1. test_percent = 0.1; Portion of data to place in test set. Must be between 0 and 1.
1. num_iterations = 1000; Number of iterations to randomly check in each split. It is not recommended to decrease this 
number below 1000.
1. save_output = True; If True then save the resulting data split and plots to file. Set to False to avoid saving 
anything to file.
1. output_path = './'; Set the path to the directory to save the results and plot if save_output is True.
1. results_filename = 'split_data.csv'; Set the filename of the split results if save_output is True.
1. l2_plot_filename = 'l2_results.png'; Set the filename of the L2 plot if save_output is True.
1. results_plot_filename = 'results.png'; Set the filename of the results plot if save_output is True.

## Tips
1. If the L2 plot shows a floor of L2 values with only 1 or 2 results below that floor you may get better results by 
increasing the num_iterations parameter.
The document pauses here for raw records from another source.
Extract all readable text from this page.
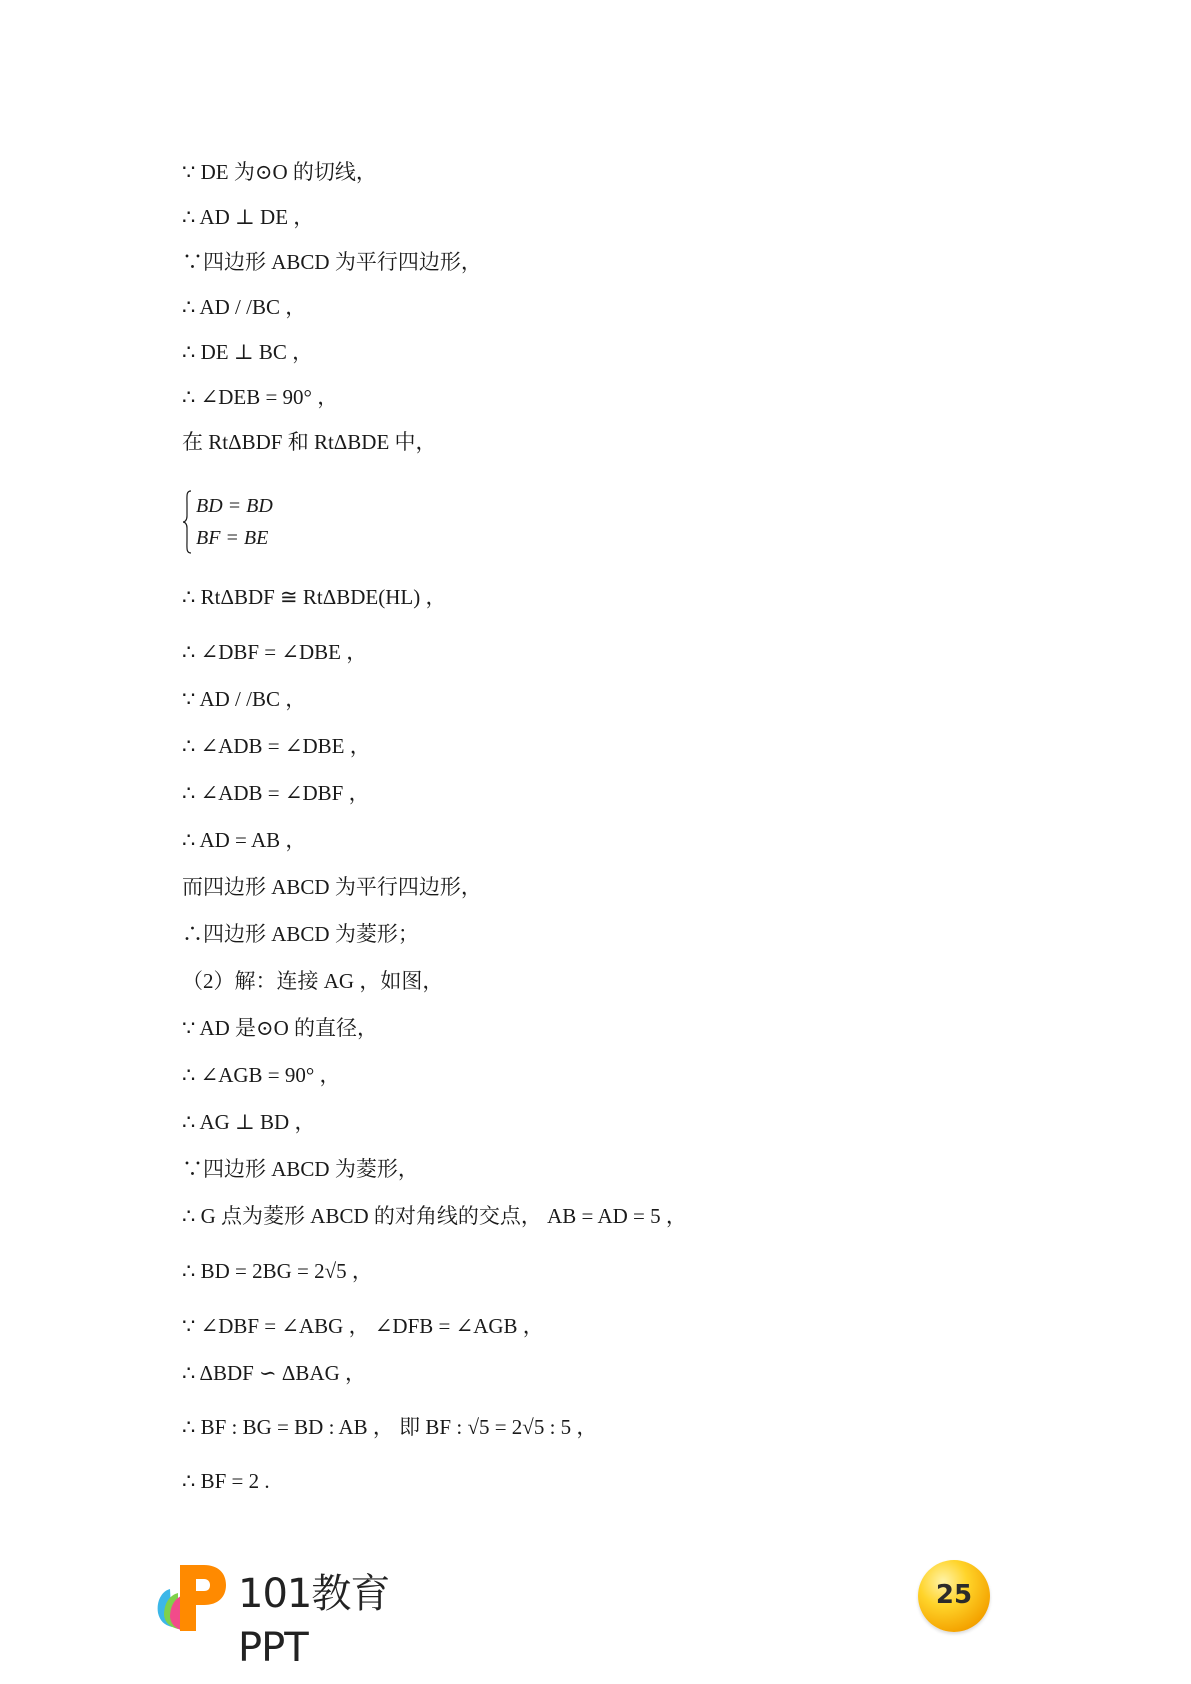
∵ DE 为⊙O 的切线，
∴ AD ⊥ DE ，
∵四边形 ABCD 为平行四边形，
∴ AD / /BC ，
∴ DE ⊥ BC ，
∴ ∠DEB = 90° ，
在 RtΔBDF 和 RtΔBDE 中，
BD = BD
BF = BE
∴ RtΔBDF ≅ RtΔBDE(HL) ，
∴ ∠DBF = ∠DBE ，
∵ AD / /BC ，
∴ ∠ADB = ∠DBE ，
∴ ∠ADB = ∠DBF ，
∴ AD = AB ，
而四边形 ABCD 为平行四边形，
∴四边形 ABCD 为菱形；
（2）解：连接 AG ，如图，
∵ AD 是⊙O 的直径，
∴ ∠AGB = 90° ，
∴ AG ⊥ BD ，
∵四边形 ABCD 为菱形，
∴ G 点为菱形 ABCD 的对角线的交点， AB = AD = 5 ，
∴ BD = 2BG = 2√5 ，
∵ ∠DBF = ∠ABG ， ∠DFB = ∠AGB ，
∴ ΔBDF ∽ ΔBAG ，
∴ BF : BG = BD : AB ， 即 BF : √5 = 2√5 : 5 ，
∴ BF = 2 .
101教育PPT
25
Note that this will increase runtime.
1. If you are not data limited a 80/10/10 train/val/test split or 80/20 train/test split is a good place to start. If 
data limited, something like 60/20/20 is better.

## Example
The below is an example using some sample data with 6 features (f1 to f6) and 30 files (file1 to file30). This data can 
be obtained from the repo at https://github.com/mrock929/optimal-data-splitter.

```commandline
import pandas as pd
from optimal_data_splitter import OptimalDataSplitter

input_data = pd.read_csv('./sample_data.csv')

config = {'num_iterations': 5000}

splitter = OptimalDataSplitter(data=input_data, config=config)
out = splitter.split_data()

out.head()
```
### Sample output
![](./sample_out.PNG)

### L2 plot
![](./l2_results_example.png)

Note the somewhat distinct floor in both data splits just below 0.1. If only 1000 iterations were used, only a few 
values would be below the floor, but with 5000 iterations there are 10-20 values below the floor. This is more likely 
to produce a good data split. The black symbols were the iterations used for the final split.

### Results plot
![](./results_5000.png)

This plot shows the percentage of data within each portion of the split for each features (f1-f6 in this example).
This is the results from a 5000 iteration split. The data is fairly well balanced between train, validation, and test 
with a roughly 80/10/10 distribution across all features.

![](./results_1.png)

If a random split was performed using the same data as above, this is the result for random_state = 1. Note how poorly 
distributed some of the features are.